East Timor emphasizes national benefit through strong government control. Royalties range from 5-10%, with a production-sharing model ensuring higher state revenue. Malaysia offers 10% royalties and caps cost recovery at 50%, providing more immediate benefits to its government. Both nations enforce ring-fencing to ensure project-specific accountability. Guyana’s 2% royalty and 75% cost recovery cap contrast sharply, offering significantly more favourable terms to oil companies.
Today, Guyana produces approximately 660,000 barrels of oil per day. Starting in the second quarter of this year, production is expected to surpass 900,000 barrels of oil per day, solidifying its status as a major player in global oil markets.
A Missed Opportunity
In my view, the 1999 agreement made sense for its time. Guyana was a high-risk exploration country, and the terms reflected that. However, the 2016 agreement failed to adjust to Guyana’s new reality as a proven oil producer. The government had significant leverage to negotiate better terms but settled for an agreement that left billions on the table. Had the government reduced the cost recovery cap to 60%, insisted on a signing bonus of US$800 million, implemented ring-fencing, demanded a 5% royalty, and ensured Exxon’s consortium paid its own taxes, Guyana could have gained at least an additional US$6.5 billion in oil revenues between 2020 and 2024. This conservative estimate highlights the lost opportunity to maximize the nation’s benefit from its resources.
Accountability Matters
The responsibility for this oversight lies with former Minister Raphael Trotman, who signed the 2016 agreement.

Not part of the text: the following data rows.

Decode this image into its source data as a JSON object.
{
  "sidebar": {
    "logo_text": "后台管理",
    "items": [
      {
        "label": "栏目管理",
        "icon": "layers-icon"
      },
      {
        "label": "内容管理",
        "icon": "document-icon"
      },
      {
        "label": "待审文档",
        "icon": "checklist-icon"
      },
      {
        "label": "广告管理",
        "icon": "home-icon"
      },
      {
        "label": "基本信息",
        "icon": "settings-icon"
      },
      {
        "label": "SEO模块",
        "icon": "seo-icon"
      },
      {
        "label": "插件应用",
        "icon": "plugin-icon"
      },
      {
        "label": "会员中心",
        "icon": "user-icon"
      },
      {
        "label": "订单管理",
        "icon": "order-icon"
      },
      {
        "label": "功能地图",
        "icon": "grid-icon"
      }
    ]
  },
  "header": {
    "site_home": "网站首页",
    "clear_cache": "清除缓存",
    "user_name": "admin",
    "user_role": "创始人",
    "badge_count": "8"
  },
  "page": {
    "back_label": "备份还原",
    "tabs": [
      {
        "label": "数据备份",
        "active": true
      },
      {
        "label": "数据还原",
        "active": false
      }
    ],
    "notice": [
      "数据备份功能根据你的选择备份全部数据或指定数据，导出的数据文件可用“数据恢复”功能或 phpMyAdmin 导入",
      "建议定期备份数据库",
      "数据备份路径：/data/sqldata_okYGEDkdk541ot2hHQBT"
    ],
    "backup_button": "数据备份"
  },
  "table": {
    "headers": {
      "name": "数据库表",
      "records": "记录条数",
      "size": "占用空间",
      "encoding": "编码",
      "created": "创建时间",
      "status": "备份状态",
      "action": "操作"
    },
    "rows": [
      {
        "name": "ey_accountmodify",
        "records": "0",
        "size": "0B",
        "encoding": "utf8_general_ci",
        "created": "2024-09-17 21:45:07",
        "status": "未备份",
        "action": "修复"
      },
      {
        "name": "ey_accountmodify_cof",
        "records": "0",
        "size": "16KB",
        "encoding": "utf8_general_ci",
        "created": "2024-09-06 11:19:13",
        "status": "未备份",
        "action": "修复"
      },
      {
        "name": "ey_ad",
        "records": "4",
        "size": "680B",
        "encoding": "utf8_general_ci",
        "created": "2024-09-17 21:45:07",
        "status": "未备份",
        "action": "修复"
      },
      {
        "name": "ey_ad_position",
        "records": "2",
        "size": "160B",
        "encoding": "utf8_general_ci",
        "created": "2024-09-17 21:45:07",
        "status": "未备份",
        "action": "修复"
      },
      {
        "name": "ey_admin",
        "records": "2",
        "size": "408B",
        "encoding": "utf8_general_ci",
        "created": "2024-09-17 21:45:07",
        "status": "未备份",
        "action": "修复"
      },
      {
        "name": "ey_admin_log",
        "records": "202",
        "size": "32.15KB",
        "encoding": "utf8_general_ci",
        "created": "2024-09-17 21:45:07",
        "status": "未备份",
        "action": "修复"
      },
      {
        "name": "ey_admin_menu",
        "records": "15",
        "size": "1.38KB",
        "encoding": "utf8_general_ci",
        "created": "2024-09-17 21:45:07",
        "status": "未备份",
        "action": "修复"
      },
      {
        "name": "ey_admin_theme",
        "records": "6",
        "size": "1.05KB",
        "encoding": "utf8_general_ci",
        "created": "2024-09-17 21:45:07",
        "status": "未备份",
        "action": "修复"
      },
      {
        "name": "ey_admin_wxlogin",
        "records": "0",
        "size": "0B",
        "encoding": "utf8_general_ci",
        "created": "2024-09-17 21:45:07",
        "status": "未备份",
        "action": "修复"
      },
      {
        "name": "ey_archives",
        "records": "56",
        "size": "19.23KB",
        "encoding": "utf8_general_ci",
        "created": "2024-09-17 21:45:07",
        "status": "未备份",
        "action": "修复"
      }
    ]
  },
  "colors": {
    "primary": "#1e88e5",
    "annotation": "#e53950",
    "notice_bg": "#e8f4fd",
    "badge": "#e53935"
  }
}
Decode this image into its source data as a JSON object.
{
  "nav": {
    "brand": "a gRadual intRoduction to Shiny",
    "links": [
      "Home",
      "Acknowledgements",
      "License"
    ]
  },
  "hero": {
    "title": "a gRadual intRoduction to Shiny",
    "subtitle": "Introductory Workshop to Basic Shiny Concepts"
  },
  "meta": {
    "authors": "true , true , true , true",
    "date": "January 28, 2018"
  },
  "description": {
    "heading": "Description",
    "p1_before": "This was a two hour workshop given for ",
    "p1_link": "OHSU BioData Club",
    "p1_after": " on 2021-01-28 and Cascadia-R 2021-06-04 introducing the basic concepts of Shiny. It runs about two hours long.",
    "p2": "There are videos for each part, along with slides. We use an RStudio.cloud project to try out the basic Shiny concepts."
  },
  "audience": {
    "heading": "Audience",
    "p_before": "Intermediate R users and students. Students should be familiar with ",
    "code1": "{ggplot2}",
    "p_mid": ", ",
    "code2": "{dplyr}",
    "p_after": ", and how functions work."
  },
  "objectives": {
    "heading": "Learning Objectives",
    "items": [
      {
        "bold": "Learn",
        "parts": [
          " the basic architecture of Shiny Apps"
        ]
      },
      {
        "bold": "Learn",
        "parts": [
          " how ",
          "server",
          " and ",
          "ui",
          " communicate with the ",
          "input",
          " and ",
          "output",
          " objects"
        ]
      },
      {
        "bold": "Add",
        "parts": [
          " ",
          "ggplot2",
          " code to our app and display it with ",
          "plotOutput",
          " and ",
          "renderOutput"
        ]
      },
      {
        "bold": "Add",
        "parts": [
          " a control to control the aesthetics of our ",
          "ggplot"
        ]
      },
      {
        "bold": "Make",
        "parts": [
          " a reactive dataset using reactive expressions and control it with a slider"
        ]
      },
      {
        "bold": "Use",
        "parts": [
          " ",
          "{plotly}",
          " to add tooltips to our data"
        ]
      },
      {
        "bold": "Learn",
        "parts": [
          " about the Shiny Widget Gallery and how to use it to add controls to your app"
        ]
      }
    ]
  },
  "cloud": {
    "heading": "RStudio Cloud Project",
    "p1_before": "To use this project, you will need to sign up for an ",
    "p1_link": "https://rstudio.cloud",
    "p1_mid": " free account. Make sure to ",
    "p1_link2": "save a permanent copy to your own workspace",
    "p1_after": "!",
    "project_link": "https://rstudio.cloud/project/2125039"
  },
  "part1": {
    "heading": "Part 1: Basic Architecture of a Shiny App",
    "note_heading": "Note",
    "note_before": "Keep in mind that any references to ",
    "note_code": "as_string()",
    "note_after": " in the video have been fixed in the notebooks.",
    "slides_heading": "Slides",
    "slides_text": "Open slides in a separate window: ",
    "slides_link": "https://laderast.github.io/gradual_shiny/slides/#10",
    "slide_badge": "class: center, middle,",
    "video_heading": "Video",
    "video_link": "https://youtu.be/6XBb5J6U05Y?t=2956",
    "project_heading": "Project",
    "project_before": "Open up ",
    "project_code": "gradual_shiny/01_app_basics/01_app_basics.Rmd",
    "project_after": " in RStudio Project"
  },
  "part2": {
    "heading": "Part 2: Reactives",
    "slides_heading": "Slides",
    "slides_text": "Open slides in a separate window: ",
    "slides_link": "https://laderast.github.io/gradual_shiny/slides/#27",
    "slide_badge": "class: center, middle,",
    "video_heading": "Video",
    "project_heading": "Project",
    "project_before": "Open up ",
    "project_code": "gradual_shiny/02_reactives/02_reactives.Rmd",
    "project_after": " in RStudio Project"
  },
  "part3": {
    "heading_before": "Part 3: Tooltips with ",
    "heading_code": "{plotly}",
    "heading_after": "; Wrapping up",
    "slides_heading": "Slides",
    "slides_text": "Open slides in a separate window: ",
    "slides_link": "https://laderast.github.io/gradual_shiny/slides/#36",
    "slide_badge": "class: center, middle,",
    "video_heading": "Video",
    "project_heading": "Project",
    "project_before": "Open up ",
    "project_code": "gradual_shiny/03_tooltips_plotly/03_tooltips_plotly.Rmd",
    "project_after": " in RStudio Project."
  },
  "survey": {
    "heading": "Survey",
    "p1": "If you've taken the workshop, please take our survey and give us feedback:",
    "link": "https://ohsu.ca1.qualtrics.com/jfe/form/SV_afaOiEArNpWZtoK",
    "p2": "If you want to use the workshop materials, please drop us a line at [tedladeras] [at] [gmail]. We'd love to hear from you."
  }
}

His failure to hire international experts or leverage the Liza discovery represents an egregious error in judgment. This decision should be remembered as one of the most significant acts of incompetence in Guyana’s independent history. To be clear, Exxon and its partners were doing their job. Their responsibility is to their shareholders, and they negotiated a fantastic deal for themselves. However, the Guyanese people deserved better representation at the negotiating table.
Looking Ahead
Until political leaders acknowledge this mistake, apologise to the Guyanese people, make amends for this colossal error in judgement, they should not be trusted with public support. If they continue to defend the 2016 agreement, it’s a sign that they prioritize other interests over the nation’s welfare.

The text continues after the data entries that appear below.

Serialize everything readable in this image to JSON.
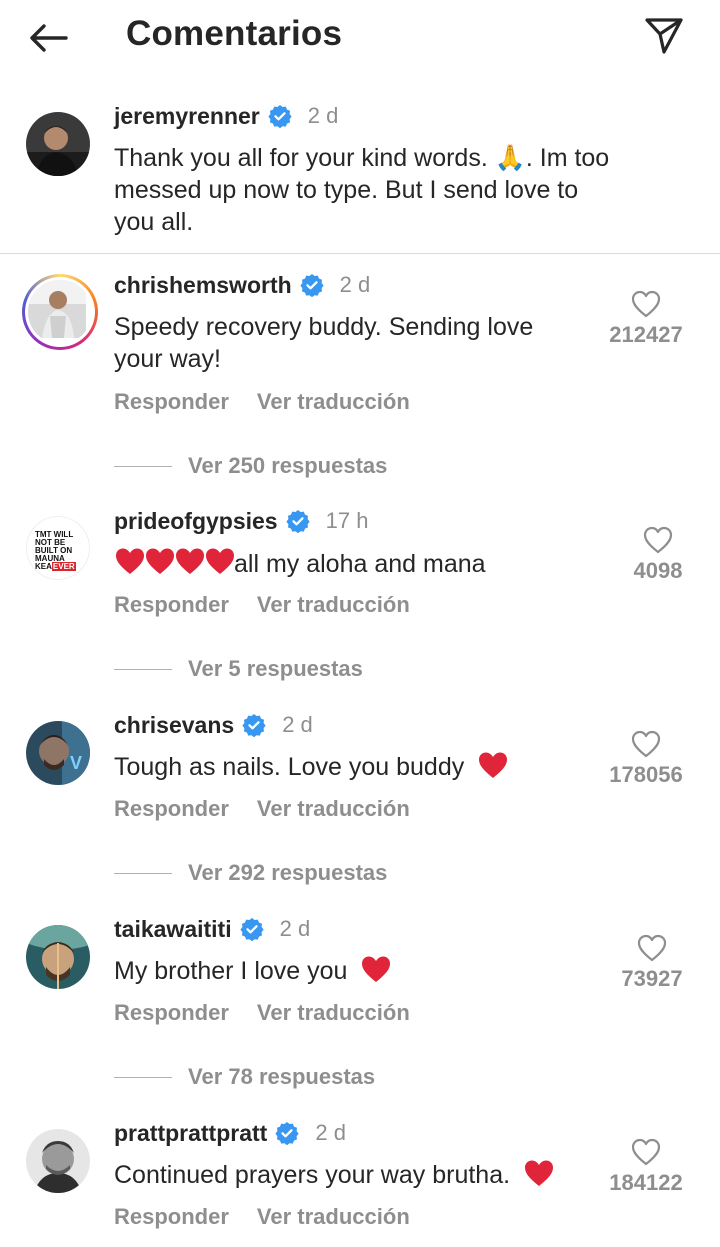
{
  "header": {
    "title": "Comentarios"
  },
  "caption": {
    "username": "jeremyrenner",
    "time": "2 d",
    "text_line1": "Thank you all for your kind words. 🙏. Im too",
    "text_line2": "messed up now to type.  But I send love to",
    "text_line3": "you all."
  },
  "comments": [
    {
      "username": "chrishemsworth",
      "time": "2 d",
      "text_line1": "Speedy recovery buddy. Sending love",
      "text_line2": "your way!",
      "likes": "212427",
      "reply_label": "Responder",
      "translate_label": "Ver traducción",
      "replies_label": "Ver 250 respuestas"
    },
    {
      "username": "prideofgypsies",
      "time": "17 h",
      "text": "all my aloha and mana",
      "likes": "4098",
      "reply_label": "Responder",
      "translate_label": "Ver traducción",
      "replies_label": "Ver 5 respuestas",
      "avatar_text_1": "TMT WILL",
      "avatar_text_2": "NOT BE",
      "avatar_text_3": "BUILT ON",
      "avatar_text_4": "MAUNA",
      "avatar_text_5": "KEA",
      "avatar_text_6": "EVER"
    },
    {
      "username": "chrisevans",
      "time": "2 d",
      "text": "Tough as nails. Love you buddy",
      "likes": "178056",
      "reply_label": "Responder",
      "translate_label": "Ver traducción",
      "replies_label": "Ver 292 respuestas"
    },
    {
      "username": "taikawaititi",
      "time": "2 d",
      "text": "My brother I love you",
      "likes": "73927",
      "reply_label": "Responder",
      "translate_label": "Ver traducción",
      "replies_label": "Ver 78 respuestas"
    },
    {
      "username": "prattprattpratt",
      "time": "2 d",
      "text": "Continued prayers your way brutha.",
      "likes": "184122",
      "reply_label": "Responder",
      "translate_label": "Ver traducción"
    }
  ],
  "icons": {
    "back": "arrow-left-icon",
    "share": "paper-plane-icon",
    "verified": "verified-badge-icon",
    "like": "heart-outline-icon"
  },
  "colors": {
    "verified": "#3897f0",
    "muted": "#8e8e8e",
    "text": "#262626",
    "emoji_heart": "#e0243a"
  }
}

Between 2020 and 2024, Guyana earned around US$6.5 billion from oil production. However, if it weren’t for the 2016 petroleum agreement fiasco, the country would have received at least US$13 billion, double the amount earned during that period. As oil production ramps up, this lost revenue is not just a short-term setback but could amount to tens of billions of U.S. dollars in long-term losses.”

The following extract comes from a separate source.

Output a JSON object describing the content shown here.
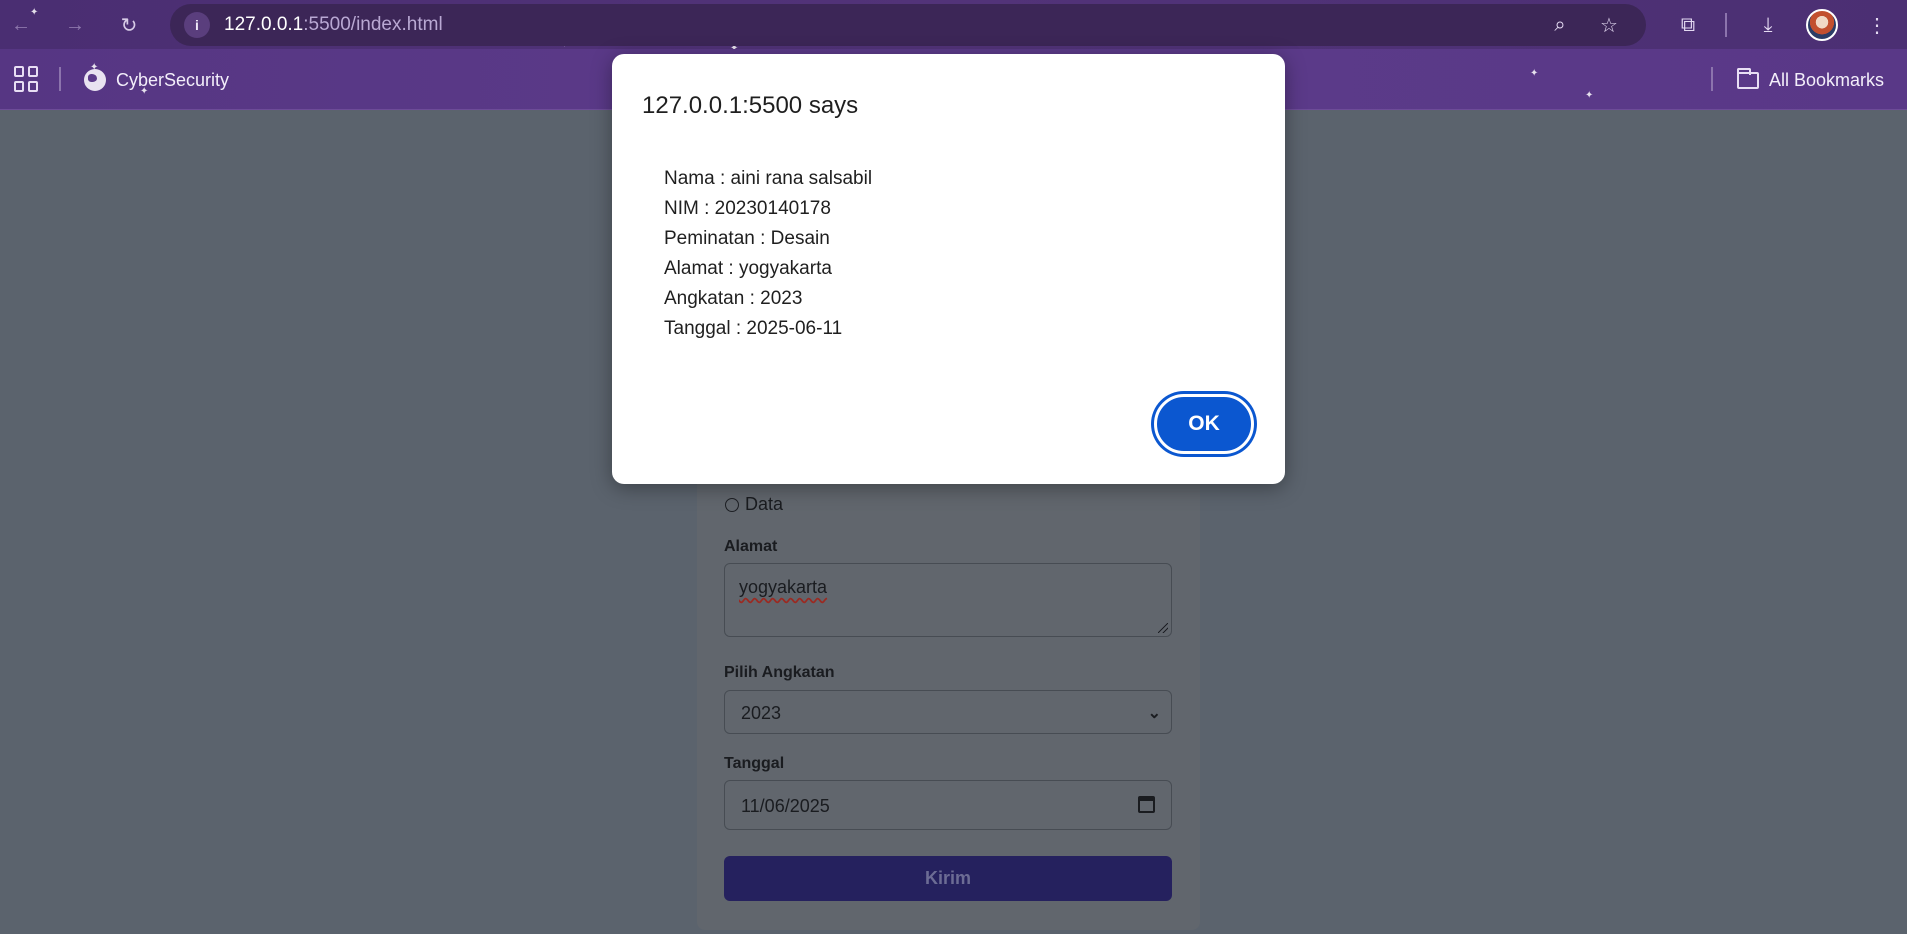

In our next article, we’ll examine how oil proceeds are managed in the Natural Resource Fund and whether the government is investing and spending them wisely. For now, let’s remember: the decisions made today will shape Guyana’s future. Leaders must negotiate from a position of strength, ensuring that our natural resources benefit the people. As always, feel free to share your thoughts and questions. Until next time, keep thinking critically about how we can make the most of our nation’s wealth.
(The views expressed in this article are those of the author and do not necessarily reflect the opinions and beliefs of this newspaper and its affiliates.)